What is the force behind this punch? [closed]

Question

I originally asked this in worldbuilding due to the context, though I suppose it's just a physics question.

I was never great at physics in school but let's say there's a super human and they're flying at around 450 km/h and they weigh around 95 kg. They have their fist stretched out in front of them. How much force is behind this fist? If it punched someone how much weight would it feel like if that's how it works? I know impact time has something to do with it all but I'm not quite sure what.

I used some online calculator and got 742188 Joules but I'm not quite sure what this means, to be honest. (I know now this is regarding energy and not force or momentum).

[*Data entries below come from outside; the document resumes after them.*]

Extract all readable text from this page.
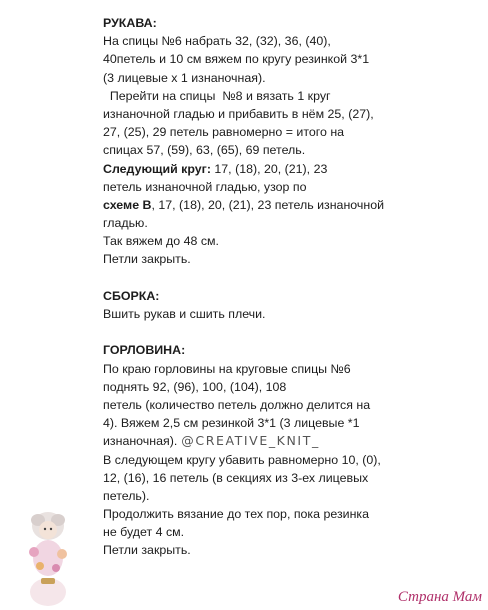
РУКАВА:
На спицы №6 набрать 32, (32), 36, (40),
40петель и 10 см вяжем по кругу резинкой 3*1
(3 лицевые х 1 изнаночная).
Перейти на спицы  №8 и вязать 1 круг
изнаночной гладью и прибавить в нём 25, (27),
27, (25), 29 петель равномерно = итого на
спицах 57, (59), 63, (65), 69 петель.
Следующий круг: 17, (18), 20, (21), 23
петель изнаночной гладью, узор по
схеме В, 17, (18), 20, (21), 23 петель изнаночной
гладью.
Так вяжем до 48 см.
Петли закрыть.
СБОРКА:
Вшить рукав и сшить плечи.
ГОРЛОВИНА:
По краю горловины на круговые спицы №6
поднять 92, (96), 100, (104), 108
петель (количество петель должно делится на
4). Вяжем 2,5 см резинкой 3*1 (3 лицевые *1
изнаночная). @CREATIVE_KNIT_
В следующем кругу убавить равномерно 10, (0),
12, (16), 16 петель (в секциях из 3-ех лицевых
петель).
Продолжить вязание до тех пор, пока резинка
не будет 4 см.
Петли закрыть.
Страна Мам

For simplicity's sake let's say the target is a pillar that is stationary and not fixed to the ground. It's 2m tall and weighs 100kg while the hero is flying parallel to the ground.

Answer 1

With some assumptions, this might be solved in a classical "high school way".

First, convert the given speed to the basic unit $\frac{\text{m}}{\text{s}}$:

$v_{\text{human}} = 450 \frac{\text{km}}{\text{h}} = 125 \frac{\text{m}}{\text{s}}$ (to change the units in this direction, you have to divide by 3.6).

Then assuming a perfect inelastic collsion (i.e. human and column continue moving together as one object; the human pushes the column forward while the column stays in contact with his fist), the speed of the combined moving mass is calculated using conservation of momentum as

$$v_\text{both} = \frac{m_{\text{human}} \cdot v_\text{human}}{ m_\text{human} + m_\text{column}} \approx 61\frac{\text{m}}{\text{s}}$$

This means that the column has to be accelerated to this speed very quickly during the impact. The column will have kinetic energy

$$KE_\text{column} = \frac{1}{2} m_\text{column}v_\text{both}^2 \approx 186 \text{kJ}$$ at this speed.

Now the force can be calculated as the change in (kinetic) energy over a certain distance. Let's assume $10 \text{cm}$ for this distance where the acceleration happens:

$$F = \frac{\Delta KE}{\Delta s} \approx \frac{186 \text{kJ}}{0.1 \text{m}} = 1.86 \text{MN}$$

So assuming perfect inelastic collision and that both objects continue moving as a whole and estimating the deformation of the hero's arm to be 10 cm, we arrive at 1.86 mega newtons which is the [t]hrust of Space Shuttle Main Engine at lift-off.